False negatives expose a more worrisome aspect of the scanner because the web site owner may gain a false sense of security by assuming, incorrectly, that a report with no vulnerabilities implies the site is fully secure. Several situations lead to a missed vulnerability:
  • Lack of test. The scanner simply does not try to identify the particular type of vulnerability.
  • Poor test implementation that too strictly defines the vulnerability (e.g. XSS tests that always contain <script> or javascript: under the mistaken assumption that those are required to exploit an XSS vuln)
  • Inadequate signatures (e.g. the scanner does not recognize SQL errors generated by Oracle)
  • Insufficient replay of requests (e.g. a form submission requires a valid e-mail address in one field in order to exploit an XSS vulnerability in another field)
  • Inability to automate (e.g. the vulnerability is related to a process that requires understanding of a sequence of steps, knowledge of the site’s business logic). The topic of vulnerabilities for which scanners cannot test (or have great difficulty testing) will be addressed separately.
  • Lack of authentication state (e.g. the scanner is able to authenticate at the beginning of the scan, but unknowingly loses its state, perhaps by hitting a logout link, and does not attempt to restore authentication)
  • Link not discovered by the scanner. This falls under the broader scope of site coverage, which will be addressed separately.
The optimistic aspect of false negatives is that a scanner’s test repository can always grow. In this case a good metric is determining the ease with which false negatives are addressed.
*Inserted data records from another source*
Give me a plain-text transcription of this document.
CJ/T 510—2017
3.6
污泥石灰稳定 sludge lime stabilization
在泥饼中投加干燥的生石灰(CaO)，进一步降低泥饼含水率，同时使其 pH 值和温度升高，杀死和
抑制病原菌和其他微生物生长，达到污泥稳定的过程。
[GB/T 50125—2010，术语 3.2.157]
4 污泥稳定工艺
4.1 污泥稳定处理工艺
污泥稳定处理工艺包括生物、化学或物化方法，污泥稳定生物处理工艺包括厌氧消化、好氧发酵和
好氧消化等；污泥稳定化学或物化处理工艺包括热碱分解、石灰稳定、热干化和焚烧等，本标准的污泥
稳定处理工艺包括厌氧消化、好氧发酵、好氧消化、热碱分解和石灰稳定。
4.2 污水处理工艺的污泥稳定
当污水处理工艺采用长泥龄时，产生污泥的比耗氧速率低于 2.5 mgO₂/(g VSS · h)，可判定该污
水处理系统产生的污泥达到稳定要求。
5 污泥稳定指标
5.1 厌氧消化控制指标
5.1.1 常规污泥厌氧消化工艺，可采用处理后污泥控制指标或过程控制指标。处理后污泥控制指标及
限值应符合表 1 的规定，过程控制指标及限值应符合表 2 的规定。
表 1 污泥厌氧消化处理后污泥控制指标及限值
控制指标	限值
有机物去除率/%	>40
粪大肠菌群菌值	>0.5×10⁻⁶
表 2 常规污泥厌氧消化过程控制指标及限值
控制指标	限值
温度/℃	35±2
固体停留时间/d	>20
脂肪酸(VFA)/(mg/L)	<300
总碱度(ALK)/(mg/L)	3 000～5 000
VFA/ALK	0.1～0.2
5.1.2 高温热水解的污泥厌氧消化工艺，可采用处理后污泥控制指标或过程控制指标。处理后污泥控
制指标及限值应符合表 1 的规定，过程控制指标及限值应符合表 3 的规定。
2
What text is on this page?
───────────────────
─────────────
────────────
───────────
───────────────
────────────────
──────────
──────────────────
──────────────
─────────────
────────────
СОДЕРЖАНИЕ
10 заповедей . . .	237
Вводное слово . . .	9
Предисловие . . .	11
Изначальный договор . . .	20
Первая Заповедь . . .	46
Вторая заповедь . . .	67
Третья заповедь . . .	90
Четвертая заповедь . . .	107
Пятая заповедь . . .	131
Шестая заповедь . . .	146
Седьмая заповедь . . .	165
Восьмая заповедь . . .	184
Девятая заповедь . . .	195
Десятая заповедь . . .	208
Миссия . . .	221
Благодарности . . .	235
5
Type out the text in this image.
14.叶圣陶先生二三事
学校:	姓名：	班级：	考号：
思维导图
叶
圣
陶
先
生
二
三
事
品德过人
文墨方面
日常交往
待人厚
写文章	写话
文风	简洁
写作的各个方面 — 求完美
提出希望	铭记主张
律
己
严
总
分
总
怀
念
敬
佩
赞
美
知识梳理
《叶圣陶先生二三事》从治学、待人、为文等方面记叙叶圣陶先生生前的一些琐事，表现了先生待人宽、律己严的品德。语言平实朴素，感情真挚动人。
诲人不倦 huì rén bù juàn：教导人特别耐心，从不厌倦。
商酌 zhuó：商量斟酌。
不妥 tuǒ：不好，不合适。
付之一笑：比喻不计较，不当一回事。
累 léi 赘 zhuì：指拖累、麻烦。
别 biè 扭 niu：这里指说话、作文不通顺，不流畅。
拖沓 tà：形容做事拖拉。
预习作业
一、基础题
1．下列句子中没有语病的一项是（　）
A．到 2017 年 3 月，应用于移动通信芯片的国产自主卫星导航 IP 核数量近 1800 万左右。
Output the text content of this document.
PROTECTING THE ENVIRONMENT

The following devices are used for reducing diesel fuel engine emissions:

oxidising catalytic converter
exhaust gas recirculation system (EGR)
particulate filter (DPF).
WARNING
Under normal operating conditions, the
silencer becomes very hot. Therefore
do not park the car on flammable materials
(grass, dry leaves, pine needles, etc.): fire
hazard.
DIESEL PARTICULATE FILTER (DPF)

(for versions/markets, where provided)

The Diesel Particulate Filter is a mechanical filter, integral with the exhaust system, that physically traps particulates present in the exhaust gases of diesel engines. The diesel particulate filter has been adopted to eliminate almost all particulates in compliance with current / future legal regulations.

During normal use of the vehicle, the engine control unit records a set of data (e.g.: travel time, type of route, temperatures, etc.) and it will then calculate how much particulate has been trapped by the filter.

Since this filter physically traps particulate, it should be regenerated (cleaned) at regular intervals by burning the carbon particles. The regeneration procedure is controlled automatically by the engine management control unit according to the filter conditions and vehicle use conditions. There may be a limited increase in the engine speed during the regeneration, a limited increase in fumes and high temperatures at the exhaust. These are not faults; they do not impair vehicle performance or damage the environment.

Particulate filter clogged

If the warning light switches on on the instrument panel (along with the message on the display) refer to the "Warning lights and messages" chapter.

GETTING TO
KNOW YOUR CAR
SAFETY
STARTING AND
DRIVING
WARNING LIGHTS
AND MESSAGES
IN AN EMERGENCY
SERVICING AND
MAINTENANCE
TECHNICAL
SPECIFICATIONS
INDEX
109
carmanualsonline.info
Accuracy is an important aspect of a web scanner. Inadequate tests might make a scanner more cumbersome to use than a simple collection of tests scripted in Perl or Python. Too many false positives reduces the user’s confidence in the scanner and wastes valuable time on items that should never have been identified. False negatives may or may not be a problem depending on how the web site’s owners rely on the scanner and whether the missed vulnerabilities are due to lack of tests or poor methodology within the scanner.
One aspect not addressed here is measuring how accuracy scales against larger web sites. A scanner might be able to effectively scan a hundred-link test application, but suffer in the face of a complex site with various technologies, error patterns, and behaviors.
Finally, accuracy is only one measure of the utility of a web application scanner. Future essays will address other topics such as site coverage, efficiency, and usability.